La diffusione in Grecia si ebbe, molto probabilmente, a seguito della guerra dei Lucani contro i Tarantini in cui la città pugliese, per avere la meglio nello scontro, nel 323 a.C., chiamò in aiuto Alessandro I d’Epiro, il “Molosso”, zio di Alessandro Magno, che riuscì a sconfiggere i nemici, liberando le città ioniche e deportando molte persone del posto che, con il passare del tempo, insegnarono e diffusero nell’intera Grecia la tecnica della “loukanika”. Dal nome “lucanica” è derivato “luganega“, termine che i lombardi, i trentini e i veneti, tutt’oggi, danno a un tipo di salsiccia di piccolo diametro, destinata al consumo immediato.
Leggende sulla Castagna
A San Martino, oltre a stappare il vino novello e, infatti, molte cantine aprono le loro porte per le degustazioni, si gustano, anzi ci si abbuffa, di castagne e noi vogliamo omaggiare questo frutto autunnale con due leggende. La prima vede come palcoscenico un bosco di montagna in cui, accanto a un enorme albero pieno di castagne, viveva una famiglia di ricci composta da mamma, papà e i loro piccoli che, quotidianamente, vedeva un gruppo di scoiattoli affamati avvicinarsi all’albero per mangiarne i frutti. Un giorno, la famigliola pensò di fare una passeggiata nel bosco e, sentite molte lamentele, si avvicinò incuriosita all’arbusto per vedere cosa stesse succedendo. Si accorse che le castagne si lagnavano perché quei dispettosi abitatori le mangiavano e insieme, allora, escogitarono un bel piano: al momento dell’arrivo degli scoiattoli, le castagne si sarebbero nascoste dentro i ricci. Così fecero e, da allora, i piccoli roditori, pungendosi, non gli si avvicinarono più e loro, per proteggersi, mantennero il loro riccio.

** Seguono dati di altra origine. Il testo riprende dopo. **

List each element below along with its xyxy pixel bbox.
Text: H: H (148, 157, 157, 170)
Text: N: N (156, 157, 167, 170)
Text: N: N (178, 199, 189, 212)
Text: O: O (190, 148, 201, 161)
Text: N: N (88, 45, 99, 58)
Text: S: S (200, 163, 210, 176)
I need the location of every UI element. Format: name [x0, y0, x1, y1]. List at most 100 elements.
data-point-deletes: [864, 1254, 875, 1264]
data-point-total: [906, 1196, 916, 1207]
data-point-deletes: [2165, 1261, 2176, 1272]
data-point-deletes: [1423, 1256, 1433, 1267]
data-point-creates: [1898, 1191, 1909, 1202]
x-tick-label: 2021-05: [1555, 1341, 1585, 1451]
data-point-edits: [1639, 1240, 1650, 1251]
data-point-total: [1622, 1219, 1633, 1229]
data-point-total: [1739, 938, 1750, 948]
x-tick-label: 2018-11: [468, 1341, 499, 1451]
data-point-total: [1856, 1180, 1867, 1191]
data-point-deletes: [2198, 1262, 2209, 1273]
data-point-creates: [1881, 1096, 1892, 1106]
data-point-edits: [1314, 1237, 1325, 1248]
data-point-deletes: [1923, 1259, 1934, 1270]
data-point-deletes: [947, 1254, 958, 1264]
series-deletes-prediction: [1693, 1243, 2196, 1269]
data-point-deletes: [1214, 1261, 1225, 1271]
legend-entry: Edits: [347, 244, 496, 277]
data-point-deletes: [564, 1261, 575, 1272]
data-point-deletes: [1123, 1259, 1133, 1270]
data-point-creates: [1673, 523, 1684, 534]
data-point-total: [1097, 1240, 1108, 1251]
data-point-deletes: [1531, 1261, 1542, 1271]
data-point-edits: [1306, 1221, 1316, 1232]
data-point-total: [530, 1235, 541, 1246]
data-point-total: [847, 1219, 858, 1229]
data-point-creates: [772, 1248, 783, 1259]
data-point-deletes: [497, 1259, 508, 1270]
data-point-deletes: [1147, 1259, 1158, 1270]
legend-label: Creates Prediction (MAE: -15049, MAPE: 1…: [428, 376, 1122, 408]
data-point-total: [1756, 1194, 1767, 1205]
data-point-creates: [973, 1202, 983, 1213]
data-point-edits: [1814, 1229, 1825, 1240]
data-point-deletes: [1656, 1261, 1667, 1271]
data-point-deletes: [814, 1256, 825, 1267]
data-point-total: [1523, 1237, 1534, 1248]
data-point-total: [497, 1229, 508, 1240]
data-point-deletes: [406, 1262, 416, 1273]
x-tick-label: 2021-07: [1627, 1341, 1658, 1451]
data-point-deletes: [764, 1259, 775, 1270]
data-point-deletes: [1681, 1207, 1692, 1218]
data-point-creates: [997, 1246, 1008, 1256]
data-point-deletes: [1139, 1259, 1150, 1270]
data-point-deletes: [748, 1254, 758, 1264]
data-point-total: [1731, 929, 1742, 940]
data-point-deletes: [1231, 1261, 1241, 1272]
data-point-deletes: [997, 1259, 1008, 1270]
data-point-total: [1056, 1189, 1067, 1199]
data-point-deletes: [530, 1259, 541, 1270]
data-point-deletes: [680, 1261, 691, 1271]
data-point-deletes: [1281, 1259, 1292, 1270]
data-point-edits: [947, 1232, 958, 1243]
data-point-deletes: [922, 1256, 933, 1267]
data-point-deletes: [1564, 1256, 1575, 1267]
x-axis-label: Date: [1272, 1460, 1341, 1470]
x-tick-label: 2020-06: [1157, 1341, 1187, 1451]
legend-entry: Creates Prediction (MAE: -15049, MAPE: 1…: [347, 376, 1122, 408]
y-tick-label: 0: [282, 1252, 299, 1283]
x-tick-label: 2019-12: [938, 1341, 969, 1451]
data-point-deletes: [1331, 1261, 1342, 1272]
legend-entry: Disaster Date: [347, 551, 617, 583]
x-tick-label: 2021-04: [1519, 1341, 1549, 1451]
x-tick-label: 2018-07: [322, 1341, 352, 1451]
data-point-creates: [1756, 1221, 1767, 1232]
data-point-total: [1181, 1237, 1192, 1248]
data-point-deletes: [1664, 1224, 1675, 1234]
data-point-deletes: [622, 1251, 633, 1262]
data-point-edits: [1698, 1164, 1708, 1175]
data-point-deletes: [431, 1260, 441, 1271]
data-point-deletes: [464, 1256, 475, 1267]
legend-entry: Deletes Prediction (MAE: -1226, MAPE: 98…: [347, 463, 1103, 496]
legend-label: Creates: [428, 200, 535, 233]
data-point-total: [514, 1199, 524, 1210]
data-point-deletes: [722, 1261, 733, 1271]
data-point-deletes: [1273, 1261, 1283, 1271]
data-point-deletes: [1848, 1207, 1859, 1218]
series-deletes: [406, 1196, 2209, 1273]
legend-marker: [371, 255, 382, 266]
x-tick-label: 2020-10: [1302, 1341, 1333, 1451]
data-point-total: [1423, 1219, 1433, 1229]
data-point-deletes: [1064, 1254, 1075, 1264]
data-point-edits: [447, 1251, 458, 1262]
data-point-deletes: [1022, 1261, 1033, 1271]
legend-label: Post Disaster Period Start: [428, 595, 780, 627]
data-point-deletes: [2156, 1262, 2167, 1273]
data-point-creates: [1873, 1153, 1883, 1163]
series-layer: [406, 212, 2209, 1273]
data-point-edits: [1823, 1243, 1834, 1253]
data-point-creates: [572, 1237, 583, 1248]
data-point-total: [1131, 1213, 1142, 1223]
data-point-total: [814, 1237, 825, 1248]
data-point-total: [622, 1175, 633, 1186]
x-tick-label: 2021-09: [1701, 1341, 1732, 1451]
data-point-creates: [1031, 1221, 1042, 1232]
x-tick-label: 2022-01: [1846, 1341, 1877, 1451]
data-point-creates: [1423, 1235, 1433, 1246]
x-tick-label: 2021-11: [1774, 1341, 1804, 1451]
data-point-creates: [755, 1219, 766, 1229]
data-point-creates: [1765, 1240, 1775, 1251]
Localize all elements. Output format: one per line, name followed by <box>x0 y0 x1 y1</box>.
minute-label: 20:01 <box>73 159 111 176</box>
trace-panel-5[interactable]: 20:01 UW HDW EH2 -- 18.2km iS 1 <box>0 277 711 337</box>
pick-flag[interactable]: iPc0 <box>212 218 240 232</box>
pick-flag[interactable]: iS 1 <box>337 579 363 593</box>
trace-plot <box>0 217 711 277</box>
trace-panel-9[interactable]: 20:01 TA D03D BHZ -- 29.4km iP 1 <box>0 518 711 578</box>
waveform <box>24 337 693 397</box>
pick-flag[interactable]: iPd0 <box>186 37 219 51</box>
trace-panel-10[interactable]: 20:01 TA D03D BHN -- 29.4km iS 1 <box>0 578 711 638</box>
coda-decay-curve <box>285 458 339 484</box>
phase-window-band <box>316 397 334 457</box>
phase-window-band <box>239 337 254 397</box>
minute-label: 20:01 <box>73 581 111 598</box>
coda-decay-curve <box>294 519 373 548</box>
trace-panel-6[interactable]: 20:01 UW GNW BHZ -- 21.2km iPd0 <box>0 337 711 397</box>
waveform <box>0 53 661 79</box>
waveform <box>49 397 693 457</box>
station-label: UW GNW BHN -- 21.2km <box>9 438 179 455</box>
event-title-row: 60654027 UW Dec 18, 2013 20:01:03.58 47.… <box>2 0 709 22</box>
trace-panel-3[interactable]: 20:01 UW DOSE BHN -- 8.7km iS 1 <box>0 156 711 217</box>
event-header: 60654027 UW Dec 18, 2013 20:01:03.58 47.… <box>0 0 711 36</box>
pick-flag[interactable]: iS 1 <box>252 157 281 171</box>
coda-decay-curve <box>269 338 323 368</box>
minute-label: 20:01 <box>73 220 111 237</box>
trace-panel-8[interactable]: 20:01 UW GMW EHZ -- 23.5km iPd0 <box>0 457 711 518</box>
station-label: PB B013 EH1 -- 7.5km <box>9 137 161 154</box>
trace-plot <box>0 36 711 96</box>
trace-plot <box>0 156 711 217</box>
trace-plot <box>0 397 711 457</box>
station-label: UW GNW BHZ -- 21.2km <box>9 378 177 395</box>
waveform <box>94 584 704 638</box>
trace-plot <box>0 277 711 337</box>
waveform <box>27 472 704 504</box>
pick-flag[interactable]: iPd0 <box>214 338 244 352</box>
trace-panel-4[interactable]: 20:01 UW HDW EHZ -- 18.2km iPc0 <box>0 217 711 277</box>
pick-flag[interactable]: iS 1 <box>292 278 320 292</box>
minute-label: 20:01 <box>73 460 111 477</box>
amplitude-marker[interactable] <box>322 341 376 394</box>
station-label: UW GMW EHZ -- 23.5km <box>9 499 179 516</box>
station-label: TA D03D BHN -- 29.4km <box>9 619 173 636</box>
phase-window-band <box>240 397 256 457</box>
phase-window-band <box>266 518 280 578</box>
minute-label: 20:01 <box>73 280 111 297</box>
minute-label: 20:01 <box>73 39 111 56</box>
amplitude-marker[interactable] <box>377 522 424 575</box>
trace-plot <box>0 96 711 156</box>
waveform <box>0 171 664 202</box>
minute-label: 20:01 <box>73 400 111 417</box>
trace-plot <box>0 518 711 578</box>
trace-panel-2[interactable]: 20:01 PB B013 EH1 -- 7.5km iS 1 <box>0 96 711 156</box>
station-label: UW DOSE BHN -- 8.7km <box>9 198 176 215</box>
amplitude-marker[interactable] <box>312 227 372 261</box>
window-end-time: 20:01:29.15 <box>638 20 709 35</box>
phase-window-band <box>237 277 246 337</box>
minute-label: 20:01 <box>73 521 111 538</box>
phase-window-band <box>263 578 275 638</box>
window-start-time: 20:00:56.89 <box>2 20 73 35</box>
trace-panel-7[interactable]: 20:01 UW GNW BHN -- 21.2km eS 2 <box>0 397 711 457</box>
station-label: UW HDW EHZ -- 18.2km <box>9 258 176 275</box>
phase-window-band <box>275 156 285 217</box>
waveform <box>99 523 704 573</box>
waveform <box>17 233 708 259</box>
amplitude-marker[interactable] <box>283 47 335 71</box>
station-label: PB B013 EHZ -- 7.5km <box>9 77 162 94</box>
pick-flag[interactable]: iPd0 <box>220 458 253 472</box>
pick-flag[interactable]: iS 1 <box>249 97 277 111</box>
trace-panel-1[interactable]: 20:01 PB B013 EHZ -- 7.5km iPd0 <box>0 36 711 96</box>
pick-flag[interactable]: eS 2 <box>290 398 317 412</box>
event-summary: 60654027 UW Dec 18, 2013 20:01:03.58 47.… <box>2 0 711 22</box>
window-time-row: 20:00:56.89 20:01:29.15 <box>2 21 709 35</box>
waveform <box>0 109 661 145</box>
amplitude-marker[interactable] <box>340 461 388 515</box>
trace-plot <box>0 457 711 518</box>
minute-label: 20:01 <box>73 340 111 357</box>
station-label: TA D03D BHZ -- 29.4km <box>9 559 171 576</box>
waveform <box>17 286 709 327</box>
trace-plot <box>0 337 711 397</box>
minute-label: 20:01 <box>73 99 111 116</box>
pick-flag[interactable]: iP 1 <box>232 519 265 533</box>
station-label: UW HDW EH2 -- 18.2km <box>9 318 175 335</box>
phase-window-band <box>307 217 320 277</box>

La seconda è collocata in un tempo molto lontano in cui le castagne non avevano il riccio, ma erano appese ai rami come le mele. Un giorno, tre di esse decisero di andare dall’albero più vecchio e saggio, non volendo più soffrire né il caldo né il freddo, e gli chiesero: “Come possiamo fare per evitare ciò?”. La risposta fu: “Dovete chiamare i ricci del bosco e dire loro di portare gli amici morti”. Le castagne ascoltarono il consiglio, portarono gli amici morti, tolsero la loro pelliccia spinosa e la avvolsero sulle castagne. Da quel giorno le castagne ebbero il riccio.
Chiudiamo con “A San Martino, salsiccia, castagne e vino“.